Maskell, the late priest portrayed as an alleged sex abuser and authoritarian chaplain and counselor in Netflix’s “The Keepers,” worked at Southwest Baltimore’s since-shuttered Archbishop Keough High School during the 1960s and 1970s. During that time, multiple former students said he sexually abused them and threatened them.
“The Keepers” questions whether he also helped orchestrate the mysterious murder of a well-liked nun named Catherine Cesnik in 1969. Her body was discovered in a wooded area in Baltimore County, her skull fractured. One former student (formerly known as “Jane Doe,” identified in the show as Jean Hargadon Wehner) said Maskell sexually abused her when she was a student, and spooked her from tattling by bringing her to see Cesnik’s decomposing body for herself.

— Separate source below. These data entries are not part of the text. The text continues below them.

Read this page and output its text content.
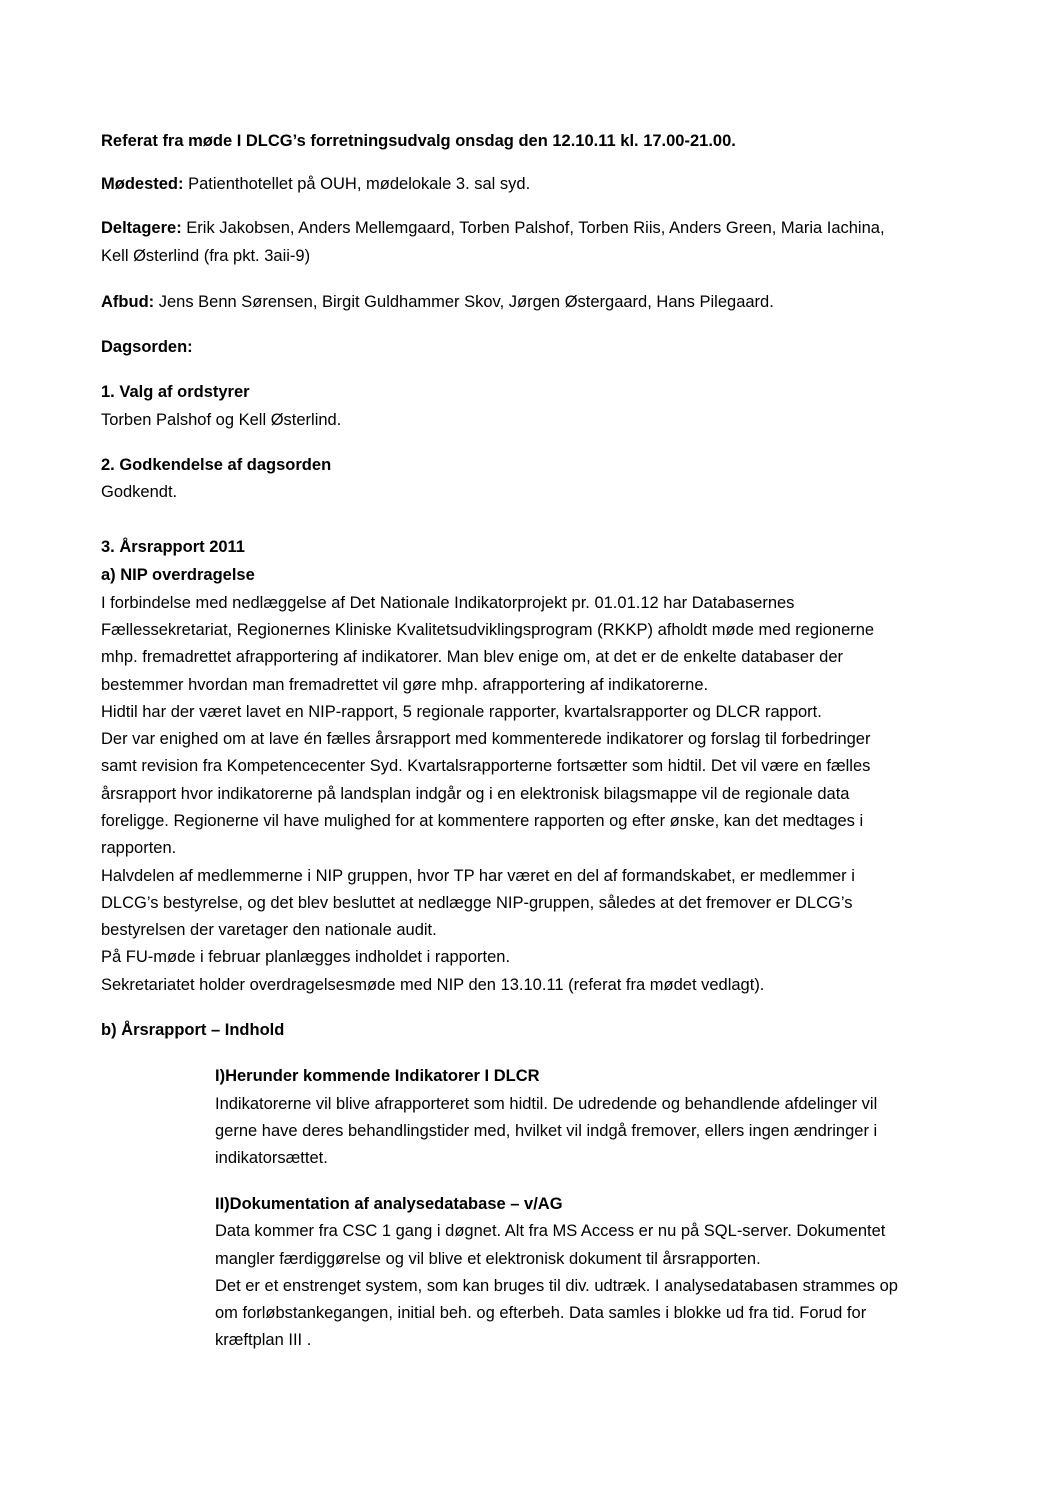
Referat fra møde I DLCG’s forretningsudvalg onsdag den 12.10.11 kl. 17.00-21.00.
Mødested: Patienthotellet på OUH, mødelokale 3. sal syd.
Deltagere: Erik Jakobsen, Anders Mellemgaard, Torben Palshof, Torben Riis, Anders Green, Maria Iachina,
Kell Østerlind (fra pkt. 3aii-9)
Afbud: Jens Benn Sørensen, Birgit Guldhammer Skov, Jørgen Østergaard, Hans Pilegaard.
Dagsorden:
1. Valg af ordstyrer
Torben Palshof og Kell Østerlind.
2. Godkendelse af dagsorden
Godkendt.
3. Årsrapport 2011
a) NIP overdragelse
I forbindelse med nedlæggelse af Det Nationale Indikatorprojekt pr. 01.01.12 har Databasernes
Fællessekretariat, Regionernes Kliniske Kvalitetsudviklingsprogram (RKKP) afholdt møde med regionerne
mhp. fremadrettet afrapportering af indikatorer. Man blev enige om, at det er de enkelte databaser der
bestemmer hvordan man fremadrettet vil gøre mhp. afrapportering af indikatorerne.
Hidtil har der været lavet en NIP-rapport, 5 regionale rapporter, kvartalsrapporter og DLCR rapport.
Der var enighed om at lave én fælles årsrapport med kommenterede indikatorer og forslag til forbedringer
samt revision fra Kompetencecenter Syd. Kvartalsrapporterne fortsætter som hidtil. Det vil være en fælles
årsrapport hvor indikatorerne på landsplan indgår og i en elektronisk bilagsmappe vil de regionale data
foreligge. Regionerne vil have mulighed for at kommentere rapporten og efter ønske, kan det medtages i
rapporten.
Halvdelen af medlemmerne i NIP gruppen, hvor TP har været en del af formandskabet, er medlemmer i
DLCG’s bestyrelse, og det blev besluttet at nedlægge NIP-gruppen, således at det fremover er DLCG’s
bestyrelsen der varetager den nationale audit.
På FU-møde i februar planlægges indholdet i rapporten.
Sekretariatet holder overdragelsesmøde med NIP den 13.10.11 (referat fra mødet vedlagt).
b) Årsrapport – Indhold
I)Herunder kommende Indikatorer I DLCR
Indikatorerne vil blive afrapporteret som hidtil. De udredende og behandlende afdelinger vil
gerne have deres behandlingstider med, hvilket vil indgå fremover, ellers ingen ændringer i
indikatorsættet.
II)Dokumentation af analysedatabase – v/AG
Data kommer fra CSC 1 gang i døgnet. Alt fra MS Access er nu på SQL-server. Dokumentet
mangler færdiggørelse og vil blive et elektronisk dokument til årsrapporten.
Det er et enstrenget system, som kan bruges til div. udtræk. I analysedatabasen strammes op
om forløbstankegangen, initial beh. og efterbeh. Data samles i blokke ud fra tid. Forud for
kræftplan III .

Maskell denied any allegations of sexual abuse or involvement in Cesnik’s killing, and died of a stroke in 2001. As recounted in the show, the Archdiocese of Baltimore reassigned and relocated him at points during his tenure with the church, and kept additional information on him in private records that it refuses to release.

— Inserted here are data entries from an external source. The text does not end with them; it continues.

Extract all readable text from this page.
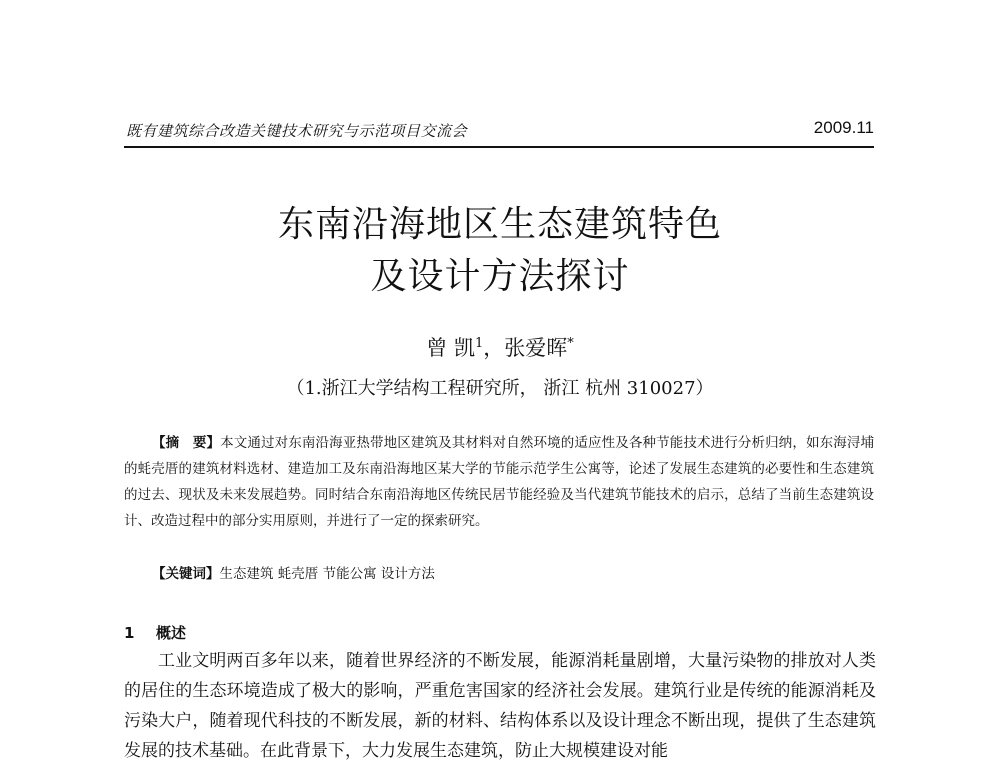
既有建筑综合改造关键技术研究与示范项目交流会	2009.11
东南沿海地区生态建筑特色
及设计方法探讨
曾 凯$^1$，张爱晖*
（1.浙江大学结构工程研究所， 浙江 杭州 310027）
【摘　要】本文通过对东南沿海亚热带地区建筑及其材料对自然环境的适应性及各种节能技术进行分析归纳，如东海浔埔的蚝壳厝的建筑材料选材、建造加工及东南沿海地区某大学的节能示范学生公寓等，论述了发展生态建筑的必要性和生态建筑的过去、现状及未来发展趋势。同时结合东南沿海地区传统民居节能经验及当代建筑节能技术的启示，总结了当前生态建筑设计、改造过程中的部分实用原则，并进行了一定的探索研究。
【关键词】生态建筑 蚝壳厝 节能公寓 设计方法
1 概述
工业文明两百多年以来，随着世界经济的不断发展，能源消耗量剧增，大量污染物的排放对人类的居住的生态环境造成了极大的影响，严重危害国家的经济社会发展。建筑行业是传统的能源消耗及污染大户，随着现代科技的不断发展，新的材料、结构体系以及设计理念不断出现，提供了生态建筑发展的技术基础。在此背景下，大力发展生态建筑，防止大规模建设对能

Following “The Keepers'” immense popularity achieved this year, more than 55,000 people have signed a petition calling for the church to release his records to the public. But according to an update on the petition’s page from earlier this month, that’s not going to happen.
In an email to petition organizer Kevin Turowsky, who lives in Massachusetts, Archdiocese of Baltimore spokesman Sean Caine wrote that the matter “is one we treat very seriously and is deserving of careful consideration and prayer. It is also a very complex one.”
“While some feel the release of Maskell’s personnel records would provide clarity and possibly even closure, the reality is that it would provide neither,” he asserted.
Caine maintained that releasing any files, “especially redacted ones,” would frustrate those who read them because they wouldn’t advance the case; could potentially lead suspicious members of the public to think the church was withholding information about Maskell; could cause legal problems, since accusers’ names and other confidential information would be made public; and “would also create a precedent that would likely soon be followed by requests for the release of personnel records of other priests and employees of the Church.”
Caine did write that the archdiocese isn’t refusing to share details about priests who “harmed children” while serving in their posts. He pointed to the church’s public list of all clergy credibly found to have sexually abused children, which was first published in 2002.
In response to Caine’s letter of refusal, Turowsky told The Baltimore Sun that it won’t stop him and others from pushing for the release of Maskell’s file.
For what it’s worth, Baltimore County police looked into the cold case again this year as hype was building for “The Keepers.” They even exhumed Maskell’s body for DNA testing, but found no match to evidence from the crime scene of Cesnik’s murder. Her death remains one of Baltimore County’s most notorious unsolved murders.